New association health plan rules provide opportunity for small businesses

Posted by Charles Middleton on 06/26/2018

Q: I understand new regulations were issued recently that expand the establishment of association health plans?

A: That's correct. On June 19, the U.S. Department of Labor Employee Benefits Security Administration issued final regulations that expand the establishment of association health plans and treat these plans as large group health plans at the federal level. This is very exciting for small businesses and the self-employed, which have struggled to afford and provide health insurance coverage for their employees. Larger employers, especially those with franchisees in multiple states, also might benefit from this new rule.

Q: What is an association health plan?

A: It's an innovative option for expanding access to employer-sponsored coverage, especially small businesses. Through association health plans, employers come together to buy health coverage. By participating in association health plans, employees of small employers are able to obtain coverage that isn't subject to the legal complexities that currently characterize the market for individual and small-group health coverage. Thus, small employers may now be able to enjoy flexibility with respect to benefit package design that's comparable to that enjoyed by large employers.

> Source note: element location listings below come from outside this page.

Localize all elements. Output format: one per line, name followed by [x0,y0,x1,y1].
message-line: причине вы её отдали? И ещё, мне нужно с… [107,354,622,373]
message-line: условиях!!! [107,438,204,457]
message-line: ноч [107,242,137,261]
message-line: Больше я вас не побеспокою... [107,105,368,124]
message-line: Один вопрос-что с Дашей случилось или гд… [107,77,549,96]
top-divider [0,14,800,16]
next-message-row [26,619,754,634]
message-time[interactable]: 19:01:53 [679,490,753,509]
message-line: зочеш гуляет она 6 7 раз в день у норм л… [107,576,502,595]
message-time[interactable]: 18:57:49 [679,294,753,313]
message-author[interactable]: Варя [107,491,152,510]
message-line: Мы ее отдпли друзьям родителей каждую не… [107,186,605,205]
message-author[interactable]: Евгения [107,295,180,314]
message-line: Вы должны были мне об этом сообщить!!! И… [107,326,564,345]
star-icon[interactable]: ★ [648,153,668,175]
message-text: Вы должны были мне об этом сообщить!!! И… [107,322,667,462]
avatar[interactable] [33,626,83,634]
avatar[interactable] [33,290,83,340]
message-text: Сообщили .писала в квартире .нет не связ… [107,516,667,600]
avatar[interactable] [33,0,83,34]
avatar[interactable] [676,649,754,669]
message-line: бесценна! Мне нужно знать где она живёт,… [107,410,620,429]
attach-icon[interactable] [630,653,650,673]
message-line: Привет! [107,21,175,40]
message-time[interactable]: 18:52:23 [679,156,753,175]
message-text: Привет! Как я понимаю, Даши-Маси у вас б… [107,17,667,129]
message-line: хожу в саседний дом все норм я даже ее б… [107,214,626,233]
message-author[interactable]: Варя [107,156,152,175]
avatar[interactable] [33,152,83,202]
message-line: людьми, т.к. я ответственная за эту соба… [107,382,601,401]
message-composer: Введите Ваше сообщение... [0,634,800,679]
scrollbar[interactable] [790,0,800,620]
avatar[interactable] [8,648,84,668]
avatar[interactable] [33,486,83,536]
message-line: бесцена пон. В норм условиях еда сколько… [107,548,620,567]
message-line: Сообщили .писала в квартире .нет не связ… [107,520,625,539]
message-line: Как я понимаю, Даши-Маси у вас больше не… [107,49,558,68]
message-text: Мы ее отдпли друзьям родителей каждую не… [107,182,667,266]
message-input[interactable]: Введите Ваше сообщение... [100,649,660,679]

Q: How do these new rules help small businesses?

A: The new rules provide more flexibility and allow employers to join together and participate in the same health plan if there's a “commonality of interest,” either where the employers are in the same trade, industry, line of business or profession; or each employer has a principle place of business in the same region that doesn't exceed the boundaries of a single state or metropolitan area. Under this standard, more small businesses and self-employed individuals in Oklahoma could join together and participate in an association health plan, regardless of whether they're in the same trade, industry, line of business or profession.

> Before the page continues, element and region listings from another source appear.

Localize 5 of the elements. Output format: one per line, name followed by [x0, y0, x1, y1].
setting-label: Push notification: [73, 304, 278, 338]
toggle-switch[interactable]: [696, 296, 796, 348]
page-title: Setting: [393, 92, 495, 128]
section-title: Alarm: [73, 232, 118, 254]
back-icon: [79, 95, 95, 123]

Q: Are there other rules beyond those that you mention above?

A: Yes. In addition to the required commonality of interest, other requirements apply. For example, the new rules contain specific nondiscrimination requirements that prohibit an association health plan from conditioning membership based on a health factor, i.e., an association health plan couldn't charge an employer member higher premiums because it has several individuals with chronic illnesses. Other tricky rules also may apply at the state level.

Q: When are these new rules effective?

A: Very soon. Employers who are interested in association health plans should get moving on them quickly. For new fully insured association health plans, the rules are effective Sept. 1. For new self-funded association health plans, the rules are effective April 1. State insurance regulators likely will be looking at these rules very closely to determine how they fit with Oklahoma state laws.